Governo e Metro do Porto lançam concurso para nova ponte sobre Douro

O concurso público para a conceção de uma nova ponte sobre o rio Douro, que permitirá concretizar a chamada “segunda linha” de metro de Vila Nova de Gaia, foi lançado hoje, no Porto.

Em causa está o lançamento do concurso público internacional de conceção da nova ponte, exclusiva para o metro, e a abertura de um concurso de ideias para o projeto, cujo júri é composto por 11 elementos.

A nova travessia para ligar o Porto e Gaia através de metro deve ficar entre as pontes da Arrábida e Luís I, e servirá uma nova linha de Vila Nova de Gaia, entre a Casa da Música e Santo Ovídeo.

Também hoje foram consignadas as empreitadas das linhas Rosa e prolongamento da Amarela do Metro do Porto, cujas obras vão começar “já e decorrerão durante três anos”, até 2024, anuncou o presidente da Metro do Porto, Tiago Braga.

No que se refere à Linha Amarela, em causa está o prolongamento de Santo Ovídeo a Vila D’Este, em Gaia, enquanto a Linha Rosa constitui um novo trajeto no Porto entre a zona de S. Bento/Praça da Liberdade e a Casa da Música.

Sobre a empreitada em Vila Nova de Gaia, o presidente da câmara, Eduardo Vítor Rodrigues, revelou na segunda-feira, à margem de uma reunião de câmara, que “arranca esta semana a montagem dos estaleiros”, sendo que um ficará perto do Hospital de Gaia, próximo da rotunda de Vila D’Este, estando um segundo previsto para Santo Ovídeo, junto ao campo de ténis local.

Fonte oficial da Metro do Porto revelou à agência Lusa que o Tribunal de Contas (TdC) deu luz verde às empreitadas de construção da Linha Rosa e de prolongamento da Linha Amarela até Vila d’ Este.

O visto do TdC foi dado aos contratos assinados, em novembro, entre a Metro do Porto e o consórcio Ferrovial/ACA, por um valor global de 288 milhões de euros. Deste valor, 189 milhões destinam-se à Linha Rosa, no Porto, e 98,9 milhões ao prolongamento da Amarela, entre Santo Ovídeo e Vila D’ Este.

“O investimento global nos dois projetos ronda os 407 milhões de euros – incluindo expropriações, projetos, fiscalização, equipamento e sistemas de apoio à exploração”, disse a Metro do Porto.

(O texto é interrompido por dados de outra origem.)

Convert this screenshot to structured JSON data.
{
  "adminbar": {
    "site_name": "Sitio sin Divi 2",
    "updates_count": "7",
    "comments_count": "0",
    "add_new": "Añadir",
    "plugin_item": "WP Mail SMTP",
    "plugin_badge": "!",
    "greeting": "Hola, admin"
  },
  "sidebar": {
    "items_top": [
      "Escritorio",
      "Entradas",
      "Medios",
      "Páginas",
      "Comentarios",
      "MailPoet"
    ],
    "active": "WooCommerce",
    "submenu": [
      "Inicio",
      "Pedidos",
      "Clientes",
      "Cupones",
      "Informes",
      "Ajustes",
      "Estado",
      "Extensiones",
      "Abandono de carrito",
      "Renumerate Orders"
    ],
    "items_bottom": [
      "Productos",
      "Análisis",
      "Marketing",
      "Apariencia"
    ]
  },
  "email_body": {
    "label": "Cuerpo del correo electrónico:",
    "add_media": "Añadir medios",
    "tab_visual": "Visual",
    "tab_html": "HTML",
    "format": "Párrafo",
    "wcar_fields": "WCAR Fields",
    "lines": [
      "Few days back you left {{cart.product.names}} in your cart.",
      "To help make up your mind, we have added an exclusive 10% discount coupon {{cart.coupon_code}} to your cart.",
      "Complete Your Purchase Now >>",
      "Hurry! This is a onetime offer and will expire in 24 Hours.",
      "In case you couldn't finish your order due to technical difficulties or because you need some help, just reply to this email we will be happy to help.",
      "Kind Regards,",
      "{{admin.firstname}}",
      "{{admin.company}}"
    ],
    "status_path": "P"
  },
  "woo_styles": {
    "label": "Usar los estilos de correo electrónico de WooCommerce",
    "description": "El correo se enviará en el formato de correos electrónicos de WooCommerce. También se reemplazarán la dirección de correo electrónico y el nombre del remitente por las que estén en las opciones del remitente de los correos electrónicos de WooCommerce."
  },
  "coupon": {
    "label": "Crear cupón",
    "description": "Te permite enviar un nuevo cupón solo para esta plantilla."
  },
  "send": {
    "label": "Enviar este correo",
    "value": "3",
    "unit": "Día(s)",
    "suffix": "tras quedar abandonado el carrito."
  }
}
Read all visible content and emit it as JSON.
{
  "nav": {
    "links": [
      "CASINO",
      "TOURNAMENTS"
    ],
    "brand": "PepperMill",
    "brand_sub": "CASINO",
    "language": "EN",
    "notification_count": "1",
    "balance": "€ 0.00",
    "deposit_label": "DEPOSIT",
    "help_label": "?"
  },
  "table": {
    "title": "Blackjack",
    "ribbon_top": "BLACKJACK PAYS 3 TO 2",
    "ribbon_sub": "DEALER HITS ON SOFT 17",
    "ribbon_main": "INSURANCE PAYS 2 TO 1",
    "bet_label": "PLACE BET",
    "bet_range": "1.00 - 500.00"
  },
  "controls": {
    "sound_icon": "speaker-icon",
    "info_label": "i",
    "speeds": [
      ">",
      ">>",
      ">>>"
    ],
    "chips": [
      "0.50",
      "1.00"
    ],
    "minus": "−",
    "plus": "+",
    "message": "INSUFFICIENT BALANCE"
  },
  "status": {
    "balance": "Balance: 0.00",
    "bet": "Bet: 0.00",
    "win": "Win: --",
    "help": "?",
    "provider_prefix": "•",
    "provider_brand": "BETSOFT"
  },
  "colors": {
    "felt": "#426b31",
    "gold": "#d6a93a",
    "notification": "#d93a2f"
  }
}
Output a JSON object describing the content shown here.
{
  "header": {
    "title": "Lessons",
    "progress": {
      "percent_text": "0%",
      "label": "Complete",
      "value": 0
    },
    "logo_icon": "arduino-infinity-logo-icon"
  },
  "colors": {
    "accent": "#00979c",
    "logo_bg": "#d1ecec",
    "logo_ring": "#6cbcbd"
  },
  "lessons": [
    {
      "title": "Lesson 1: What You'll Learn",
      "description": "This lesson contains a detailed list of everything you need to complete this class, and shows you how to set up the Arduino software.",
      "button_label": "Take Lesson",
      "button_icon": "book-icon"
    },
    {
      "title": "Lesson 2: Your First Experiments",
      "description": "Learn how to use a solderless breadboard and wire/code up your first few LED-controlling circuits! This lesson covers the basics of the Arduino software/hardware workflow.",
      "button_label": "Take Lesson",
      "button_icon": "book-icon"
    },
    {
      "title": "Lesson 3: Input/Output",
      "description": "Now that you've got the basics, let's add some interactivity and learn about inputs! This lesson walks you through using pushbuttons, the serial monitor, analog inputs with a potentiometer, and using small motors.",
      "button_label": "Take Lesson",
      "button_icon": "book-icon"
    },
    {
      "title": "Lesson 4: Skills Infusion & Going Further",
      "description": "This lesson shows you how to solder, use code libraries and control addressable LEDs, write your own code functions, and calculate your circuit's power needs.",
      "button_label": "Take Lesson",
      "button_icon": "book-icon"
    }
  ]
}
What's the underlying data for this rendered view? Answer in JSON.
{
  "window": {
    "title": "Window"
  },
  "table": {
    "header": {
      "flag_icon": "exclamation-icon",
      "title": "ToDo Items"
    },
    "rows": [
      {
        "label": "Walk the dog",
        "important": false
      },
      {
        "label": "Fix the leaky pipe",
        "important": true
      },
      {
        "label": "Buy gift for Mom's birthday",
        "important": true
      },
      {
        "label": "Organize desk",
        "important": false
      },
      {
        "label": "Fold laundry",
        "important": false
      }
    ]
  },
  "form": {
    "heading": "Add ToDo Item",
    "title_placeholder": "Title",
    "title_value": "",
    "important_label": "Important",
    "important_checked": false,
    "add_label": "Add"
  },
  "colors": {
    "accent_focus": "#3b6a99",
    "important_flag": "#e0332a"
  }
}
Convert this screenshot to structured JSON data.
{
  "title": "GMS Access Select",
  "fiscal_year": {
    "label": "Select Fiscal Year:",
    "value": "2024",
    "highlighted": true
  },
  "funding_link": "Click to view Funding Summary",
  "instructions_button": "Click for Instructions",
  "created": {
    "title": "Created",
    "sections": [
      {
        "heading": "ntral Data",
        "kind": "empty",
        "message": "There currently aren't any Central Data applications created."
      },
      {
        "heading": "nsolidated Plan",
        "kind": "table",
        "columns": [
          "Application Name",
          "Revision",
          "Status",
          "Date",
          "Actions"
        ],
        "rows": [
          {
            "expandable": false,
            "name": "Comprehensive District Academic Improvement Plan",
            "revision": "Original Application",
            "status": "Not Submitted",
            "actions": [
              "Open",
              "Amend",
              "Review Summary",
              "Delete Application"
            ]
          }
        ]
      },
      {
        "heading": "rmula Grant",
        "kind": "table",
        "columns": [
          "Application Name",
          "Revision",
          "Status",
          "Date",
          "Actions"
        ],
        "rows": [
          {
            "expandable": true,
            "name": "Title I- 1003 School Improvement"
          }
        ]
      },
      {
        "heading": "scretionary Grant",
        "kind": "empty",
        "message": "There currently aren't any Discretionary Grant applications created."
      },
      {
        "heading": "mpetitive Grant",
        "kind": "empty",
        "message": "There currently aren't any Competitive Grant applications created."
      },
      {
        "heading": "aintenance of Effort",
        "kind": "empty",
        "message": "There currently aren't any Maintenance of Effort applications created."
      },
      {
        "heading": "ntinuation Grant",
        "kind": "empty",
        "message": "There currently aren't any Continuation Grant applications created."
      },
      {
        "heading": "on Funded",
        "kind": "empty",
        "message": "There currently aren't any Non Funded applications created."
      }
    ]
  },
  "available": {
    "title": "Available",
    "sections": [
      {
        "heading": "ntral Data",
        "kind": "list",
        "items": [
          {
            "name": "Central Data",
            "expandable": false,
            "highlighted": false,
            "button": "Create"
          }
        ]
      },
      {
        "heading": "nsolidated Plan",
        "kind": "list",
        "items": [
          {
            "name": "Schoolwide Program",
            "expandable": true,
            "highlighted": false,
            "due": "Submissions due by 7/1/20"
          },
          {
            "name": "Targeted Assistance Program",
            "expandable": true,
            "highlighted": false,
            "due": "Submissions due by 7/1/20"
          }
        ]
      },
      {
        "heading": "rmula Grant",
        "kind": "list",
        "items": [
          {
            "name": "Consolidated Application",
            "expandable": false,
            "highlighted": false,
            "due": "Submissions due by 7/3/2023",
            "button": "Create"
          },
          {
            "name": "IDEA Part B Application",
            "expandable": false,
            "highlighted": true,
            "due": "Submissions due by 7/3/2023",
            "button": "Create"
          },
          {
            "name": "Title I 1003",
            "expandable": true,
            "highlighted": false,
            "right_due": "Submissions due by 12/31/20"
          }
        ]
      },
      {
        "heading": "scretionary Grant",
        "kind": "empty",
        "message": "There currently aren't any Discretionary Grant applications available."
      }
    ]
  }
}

A nova Linha Rosa (circular) integrará quatro estações subterrâneas e um percurso em túnel de quase três quilómetros. Esta ligação, entre a zona de S. Bento/Praça da Liberdade e a Casa da Música, passa pelo Hospital de Santo António, Pavilhão Rosa Mota, Centro Materno-Infantil, Praça de Galiza e polo universitário do Campo Alegre. Esta ligar-se-á às linhas Azul, Vermelha, Verde, Violeta e Laranja, na Casa da Música, bem como à Linha Amarela, na Estação de S. Bento.

O prolongamento da Linha Amarela entre Santo Ovídeo e a zona residencial de Vila d’ Este vai permitir construir um troço com três estações e cerca de três quilómetros, passando pelo Centro de Produção da RTP e pelo Hospital Santos Silva. A expansão para sul acontecerá através de um viaduto sobre a autoestrada.

Depois a linha entrará até num túnel até chegar à futura estação Manuel Leão, em Gaia, local onde, entre outros equipamentos, servirá a Escola EB 2-3 Soares dos Reis e o Centro de Produção da RTP no Monte da Virgem. De seguida, a linha volta à superfície até à estação do Hospital Santos Silva, uma das unidades do Centro Hospitalar de Vila Nova de Gaia/Espinho, partindo para a urbanização de Vila D’Este.

A estimativa é de que os passageiros que iniciem a viagem a viagem a Sul, ou seja em Vila D’Este, demorem menos de 10 minutos a fazer o percurso até à Câmara de Gaia e menos de 20 minutos até ao Porto.